To write about food and hunger is to write about power and love. MFK Fisher asserted as much in the introduction to her book, The Gastronomical Me. This understanding made her into one of the greatest food writers ever. This is why food blogs are so ubiquitous. On an unconscious level those of us who are obsessed with food know this, but a few of us dive deeper and connect our relationship with food to all of life though our adventures in the kitchen and on the page.

This blog is organized in such a way as to allow those who just want a recipe right now to get one without the need to scroll through a lot of text. Each recipe is related to a story plucked from a memory of food and how it was served, what it felt like to eat it, and its connection to the people at the table. Sometimes these stories are true in the sense that the writer has related the best of her recollection of something that happened. Sometimes they are fully or partly made up, but they convey truth as only the best fiction can.
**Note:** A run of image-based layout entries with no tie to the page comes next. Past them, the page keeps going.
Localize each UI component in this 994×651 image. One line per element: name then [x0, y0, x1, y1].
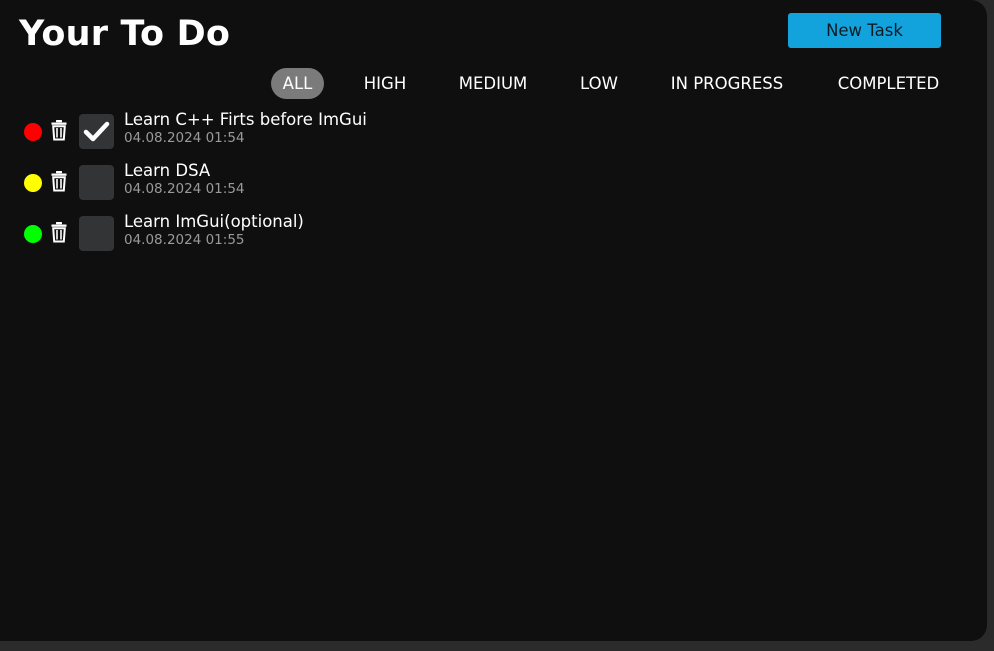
page-title: Your To Do	[19, 14, 231, 54]
trash-icon[interactable]	[50, 170, 68, 192]
priority-medium-dot	[24, 174, 42, 192]
trash-icon[interactable]	[50, 221, 68, 243]
task-checkbox[interactable]	[79, 216, 114, 251]
todo-window: Your To Do New Task ALL HIGH MEDIUM LOW …	[0, 0, 987, 641]
priority-low-dot	[24, 225, 42, 243]
filter-completed[interactable]: COMPLETED	[829, 68, 948, 99]
task-row: Learn C++ Firts before ImGui 04.08.2024 …	[0, 110, 987, 150]
trash-icon[interactable]	[50, 119, 68, 141]
filter-high[interactable]: HIGH	[356, 68, 414, 99]
filter-in-progress[interactable]: IN PROGRESS	[664, 68, 790, 99]
taskbar-strip	[0, 641, 994, 651]
task-row: Learn ImGui(optional) 04.08.2024 01:55	[0, 212, 987, 252]
task-title: Learn DSA	[124, 161, 211, 180]
task-title: Learn ImGui(optional)	[124, 212, 304, 231]
filter-all[interactable]: ALL	[271, 68, 324, 99]
task-date: 04.08.2024 01:55	[124, 232, 245, 248]
filter-low[interactable]: LOW	[572, 68, 626, 99]
task-date: 04.08.2024 01:54	[124, 181, 245, 197]
task-row: Learn DSA 04.08.2024 01:54	[0, 161, 987, 201]
new-task-button[interactable]: New Task	[788, 13, 941, 48]
checkmark-icon	[83, 121, 110, 142]
task-checkbox[interactable]	[79, 114, 114, 149]
task-date: 04.08.2024 01:54	[124, 130, 245, 146]
filter-medium[interactable]: MEDIUM	[451, 68, 535, 99]
task-checkbox[interactable]	[79, 165, 114, 200]
filter-tabs: ALL HIGH MEDIUM LOW IN PROGRESS COMPLETE…	[0, 68, 987, 99]
priority-high-dot	[24, 123, 42, 141]
task-title: Learn C++ Firts before ImGui	[124, 110, 367, 129]
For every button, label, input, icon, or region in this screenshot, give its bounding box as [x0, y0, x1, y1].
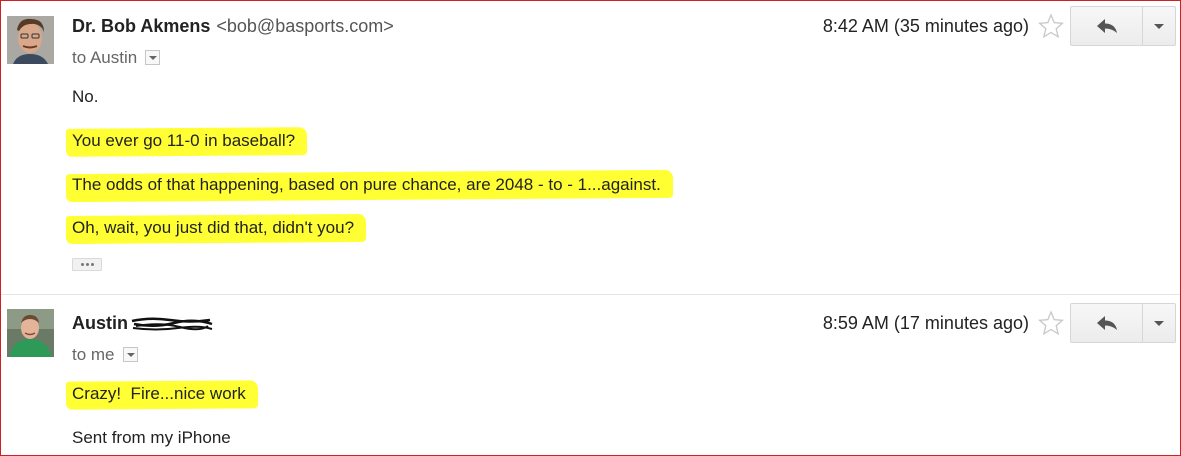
recipient-line: to me — [72, 345, 138, 365]
show-trimmed-content-button[interactable] — [72, 258, 102, 271]
highlighted-text: The odds of that happening, based on pur… — [68, 175, 665, 195]
reply-button[interactable] — [1070, 303, 1142, 343]
avatar — [7, 309, 54, 357]
email-message-1: Dr. Bob Akmens <bob@basports.com> to Aust… — [0, 0, 1181, 294]
avatar — [7, 16, 54, 64]
message-time: 8:42 AM (35 minutes ago) — [822, 16, 1029, 36]
body-line-3: The odds of that happening, based on pur… — [72, 175, 665, 195]
reply-arrow-icon — [1096, 316, 1117, 330]
reply-button-group — [1070, 6, 1176, 46]
sender: Dr. Bob Akmens <bob@basports.com> — [72, 16, 394, 37]
signature-text: Sent from my iPhone — [72, 428, 231, 447]
body-line-1: Crazy! Fire...nice work — [72, 384, 250, 404]
body-line-2: Sent from my iPhone — [72, 428, 231, 448]
chevron-down-icon — [1154, 23, 1164, 29]
more-options-button[interactable] — [1142, 6, 1176, 46]
sender-name[interactable]: Austin — [72, 313, 128, 333]
reply-button[interactable] — [1070, 6, 1142, 46]
recipient-label: to Austin — [72, 48, 138, 67]
highlighted-text: Crazy! Fire...nice work — [68, 384, 250, 404]
recipient-details-dropdown[interactable] — [145, 50, 161, 66]
reply-arrow-icon — [1096, 19, 1117, 33]
recipient-label: to me — [72, 345, 115, 364]
highlighted-text: Oh, wait, you just did that, didn't you? — [68, 218, 358, 238]
redaction-scribble — [130, 314, 214, 334]
more-options-button[interactable] — [1142, 303, 1176, 343]
body-text: No. — [72, 87, 99, 106]
sender: Austin — [72, 313, 214, 334]
reply-button-group — [1070, 303, 1176, 343]
star-icon[interactable] — [1038, 310, 1064, 336]
ellipsis-icon — [80, 263, 84, 266]
body-line-4: Oh, wait, you just did that, didn't you? — [72, 218, 358, 238]
body-line-2: You ever go 11-0 in baseball? — [72, 131, 299, 151]
recipient-details-dropdown[interactable] — [122, 347, 138, 363]
highlighted-text: You ever go 11-0 in baseball? — [68, 131, 299, 151]
chevron-down-icon — [1154, 320, 1164, 326]
sender-email: <bob@basports.com> — [216, 16, 394, 36]
star-icon[interactable] — [1038, 13, 1064, 39]
recipient-line: to Austin — [72, 48, 161, 68]
sender-name[interactable]: Dr. Bob Akmens — [72, 16, 210, 36]
body-line-1: No. — [72, 87, 98, 107]
message-time: 8:59 AM (17 minutes ago) — [822, 313, 1029, 333]
email-message-2: Austin to me 8:59 AM (17 minutes ago) Cr… — [0, 295, 1181, 456]
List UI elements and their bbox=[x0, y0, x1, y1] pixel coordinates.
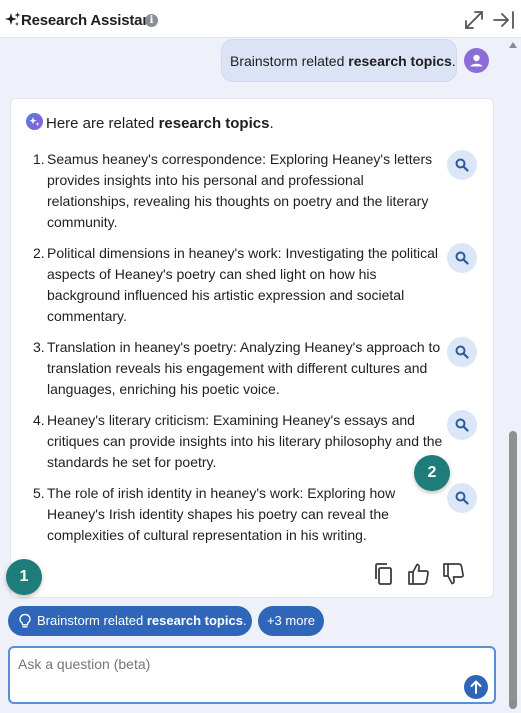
user-icon bbox=[470, 54, 483, 67]
sparkle-icon bbox=[5, 12, 21, 26]
panel-title: Research Assistant bbox=[21, 12, 157, 29]
avatar bbox=[464, 48, 489, 73]
arrow-up-icon bbox=[470, 680, 482, 694]
search-topic-button[interactable] bbox=[447, 410, 477, 440]
list-item-text: The role of irish identity in heaney's w… bbox=[47, 485, 396, 543]
collapse-panel-icon[interactable] bbox=[492, 9, 516, 31]
list-item-text: Seamus heaney's correspondence: Explorin… bbox=[47, 151, 433, 230]
thumbs-down-icon[interactable] bbox=[441, 561, 467, 587]
search-topic-button[interactable] bbox=[447, 483, 477, 513]
assistant-response-card: Here are related research topics. 1. Sea… bbox=[10, 98, 494, 598]
suggestion-chip-label: Brainstorm related research topics. bbox=[37, 613, 247, 628]
search-icon bbox=[455, 251, 469, 265]
suggestion-chip-brainstorm[interactable]: Brainstorm related research topics. bbox=[8, 606, 252, 636]
search-icon bbox=[455, 418, 469, 432]
annotation-badge-2: 2 bbox=[414, 455, 450, 491]
list-item-text: Translation in heaney's poetry: Analyzin… bbox=[47, 339, 441, 397]
scrollbar-thumb[interactable] bbox=[509, 431, 517, 709]
search-icon bbox=[455, 158, 469, 172]
copy-icon[interactable] bbox=[371, 561, 397, 587]
more-suggestions-button[interactable]: +3 more bbox=[258, 606, 324, 636]
info-icon[interactable]: i bbox=[145, 14, 158, 27]
search-topic-button[interactable] bbox=[447, 337, 477, 367]
assistant-icon bbox=[26, 113, 43, 130]
scrollbar[interactable] bbox=[505, 38, 521, 713]
question-input[interactable] bbox=[18, 654, 458, 674]
search-topic-button[interactable] bbox=[447, 243, 477, 273]
user-message-text: Brainstorm related research topics. bbox=[230, 53, 456, 69]
user-message-bubble: Brainstorm related research topics. bbox=[221, 39, 457, 82]
panel-header: Research Assistant i bbox=[0, 0, 521, 38]
list-item-number: 2. bbox=[33, 245, 45, 261]
list-item-number: 3. bbox=[33, 339, 45, 355]
thumbs-up-icon[interactable] bbox=[406, 561, 432, 587]
list-item-number: 4. bbox=[33, 412, 45, 428]
search-icon bbox=[455, 491, 469, 505]
expand-icon[interactable] bbox=[463, 9, 485, 31]
lightbulb-icon bbox=[19, 613, 31, 628]
annotation-badge-1: 1 bbox=[6, 559, 42, 595]
send-button[interactable] bbox=[464, 675, 488, 699]
response-heading: Here are related research topics. bbox=[46, 115, 274, 132]
list-item-number: 5. bbox=[33, 485, 45, 501]
search-icon bbox=[455, 345, 469, 359]
scroll-down-arrow[interactable] bbox=[509, 702, 517, 708]
list-item-text: Political dimensions in heaney's work: I… bbox=[47, 245, 438, 324]
scroll-up-arrow[interactable] bbox=[509, 42, 517, 48]
list-item-text: Heaney's literary criticism: Examining H… bbox=[47, 412, 443, 470]
search-topic-button[interactable] bbox=[447, 150, 477, 180]
list-item-number: 1. bbox=[33, 151, 45, 167]
question-input-box[interactable] bbox=[8, 646, 496, 704]
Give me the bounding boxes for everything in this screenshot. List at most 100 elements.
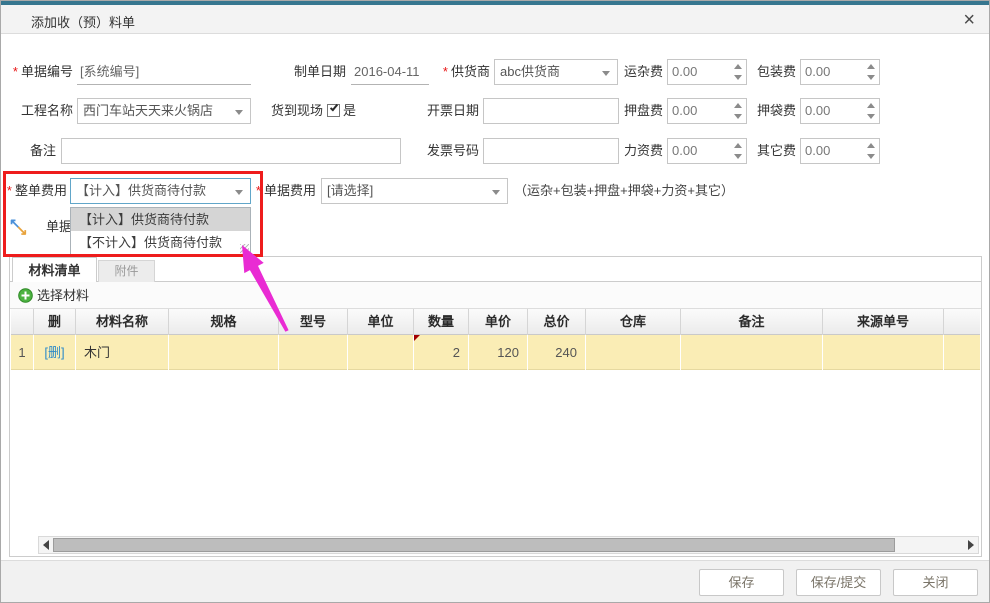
save-button[interactable]: 保存: [699, 569, 784, 596]
spinner-buttons[interactable]: [863, 139, 875, 163]
whole-fee-select[interactable]: 【计入】供货商待付款: [70, 178, 251, 204]
bill-fee-select[interactable]: [请选择]: [321, 178, 508, 204]
arrow-se-icon: ↘: [16, 222, 28, 239]
tray-fee-value: 0.00: [672, 99, 697, 123]
bag-fee-label: 押袋费: [749, 98, 796, 124]
make-date-input[interactable]: 2016-04-11: [351, 59, 429, 85]
resize-grip-icon[interactable]: [240, 244, 249, 253]
spin-up-icon[interactable]: [734, 103, 742, 108]
required-marker: *: [7, 183, 12, 198]
col-qty: 数量: [414, 309, 469, 335]
col-filler: [944, 309, 980, 335]
cell-qty[interactable]: 2: [414, 335, 469, 370]
close-button[interactable]: 关闭: [893, 569, 978, 596]
cell-total[interactable]: 240: [528, 335, 586, 370]
remark-input[interactable]: [61, 138, 401, 164]
spinner-buttons[interactable]: [730, 99, 742, 123]
project-select[interactable]: 西门车站天天来火锅店: [77, 98, 251, 124]
labor-fee-label: 力资费: [616, 138, 663, 164]
bill-no-value: [系统编号]: [80, 64, 139, 79]
cell-warehouse[interactable]: [586, 335, 681, 370]
goods-on-site-checkbox-text: 是: [343, 98, 363, 124]
save-submit-button[interactable]: 保存/提交: [796, 569, 881, 596]
bill-no-input[interactable]: [系统编号]: [77, 59, 251, 85]
spin-down-icon[interactable]: [867, 75, 875, 80]
spin-down-icon[interactable]: [734, 154, 742, 159]
cell-price[interactable]: 120: [469, 335, 528, 370]
project-label: 工程名称: [3, 98, 73, 124]
spinner-buttons[interactable]: [730, 139, 742, 163]
bag-fee-spinner[interactable]: 0.00: [800, 98, 880, 124]
material-panel: 材料清单 附件 选择材料 删 材料名称 规格 型号 单位 数量 单价 总价 仓库…: [9, 256, 982, 557]
tray-fee-spinner[interactable]: 0.00: [667, 98, 747, 124]
tab-attachment[interactable]: 附件: [98, 260, 155, 282]
cell-source-no[interactable]: [823, 335, 944, 370]
dropdown-option-exclude[interactable]: 【不计入】供货商待付款: [71, 231, 250, 254]
bill-fee-value: [请选择]: [327, 183, 373, 198]
chevron-down-icon: [235, 190, 243, 195]
scrollbar-thumb[interactable]: [53, 538, 895, 552]
spin-up-icon[interactable]: [867, 143, 875, 148]
freight-fee-spinner[interactable]: 0.00: [667, 59, 747, 85]
remark-label: 备注: [3, 138, 56, 164]
cell-index: 1: [11, 335, 34, 370]
col-unit: 单位: [348, 309, 414, 335]
labor-fee-spinner[interactable]: 0.00: [667, 138, 747, 164]
spinner-buttons[interactable]: [863, 60, 875, 84]
invoice-no-input[interactable]: [483, 138, 619, 164]
col-index: [11, 309, 34, 335]
cell-unit[interactable]: [348, 335, 414, 370]
dialog-titlebar: 添加收（预）料单 ×: [1, 5, 989, 34]
bill-no-label-text: 单据编号: [21, 64, 73, 79]
delete-row-link[interactable]: [删]: [44, 345, 64, 360]
spin-down-icon[interactable]: [867, 154, 875, 159]
fee-formula-hint: （运杂+包装+押盘+押袋+力资+其它）: [514, 178, 734, 204]
spin-down-icon[interactable]: [734, 114, 742, 119]
required-marker: *: [443, 64, 448, 79]
supplier-select[interactable]: abc供货商: [494, 59, 618, 85]
swap-arrows-icon[interactable]: ↖ ↘: [9, 217, 31, 239]
dropdown-option-include[interactable]: 【计入】供货商待付款: [71, 208, 250, 231]
bag-fee-value: 0.00: [805, 99, 830, 123]
spin-down-icon[interactable]: [867, 114, 875, 119]
add-receipt-dialog: 添加收（预）料单 × *单据编号 [系统编号] 制单日期 2016-04-11 …: [0, 0, 990, 603]
col-remark: 备注: [681, 309, 823, 335]
spin-up-icon[interactable]: [867, 103, 875, 108]
chevron-down-icon: [235, 110, 243, 115]
spin-up-icon[interactable]: [734, 64, 742, 69]
table-row[interactable]: 1 [删] 木门 2 120 240: [11, 335, 980, 370]
packing-fee-spinner[interactable]: 0.00: [800, 59, 880, 85]
spin-up-icon[interactable]: [734, 143, 742, 148]
spinner-buttons[interactable]: [863, 99, 875, 123]
cell-material-name[interactable]: 木门: [76, 335, 169, 370]
close-icon[interactable]: ×: [963, 7, 975, 33]
select-material-button[interactable]: 选择材料: [15, 285, 89, 306]
spin-up-icon[interactable]: [867, 64, 875, 69]
cell-filler: [944, 335, 980, 370]
spin-down-icon[interactable]: [734, 75, 742, 80]
invoice-date-input[interactable]: [483, 98, 619, 124]
col-warehouse: 仓库: [586, 309, 681, 335]
other-fee-spinner[interactable]: 0.00: [800, 138, 880, 164]
tab-material-list[interactable]: 材料清单: [12, 257, 97, 282]
spinner-buttons[interactable]: [730, 60, 742, 84]
grid-toolbar: 选择材料: [10, 282, 981, 309]
tray-fee-label: 押盘费: [616, 98, 663, 124]
other-fee-value: 0.00: [805, 139, 830, 163]
freight-fee-value: 0.00: [672, 60, 697, 84]
bill-no-label: *单据编号: [3, 59, 73, 85]
cell-model[interactable]: [279, 335, 348, 370]
invoice-date-label: 开票日期: [411, 98, 479, 124]
col-source-no: 来源单号: [823, 309, 944, 335]
scroll-left-icon[interactable]: [43, 540, 49, 550]
required-marker: *: [256, 183, 261, 198]
whole-fee-label: *整单费用: [3, 178, 67, 204]
scroll-right-icon[interactable]: [968, 540, 974, 550]
col-total: 总价: [528, 309, 586, 335]
goods-on-site-checkbox[interactable]: [327, 104, 340, 117]
col-delete: 删: [34, 309, 76, 335]
horizontal-scrollbar[interactable]: [38, 536, 979, 554]
cell-remark[interactable]: [681, 335, 823, 370]
cell-spec[interactable]: [169, 335, 279, 370]
required-marker: *: [13, 64, 18, 79]
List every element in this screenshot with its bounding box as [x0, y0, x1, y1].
I began to explore my relationship with food, its connection to the dynamics in my family, and how these connections shaped me, after my dad died. A piece I wrote called “The Lonely Hours Before Supper,” published in Meat For Tea a year ago, sparked me to look more deeply into how food relates to love and power in my life. 

In writing about food, I have taken a measure of my love, desire, and power—in other words, hunger. It is my hope that these stories and recipes connect reader and writer, transcending cultures and experiences to the extent that readers can say, yes, it was that way. We both see that now.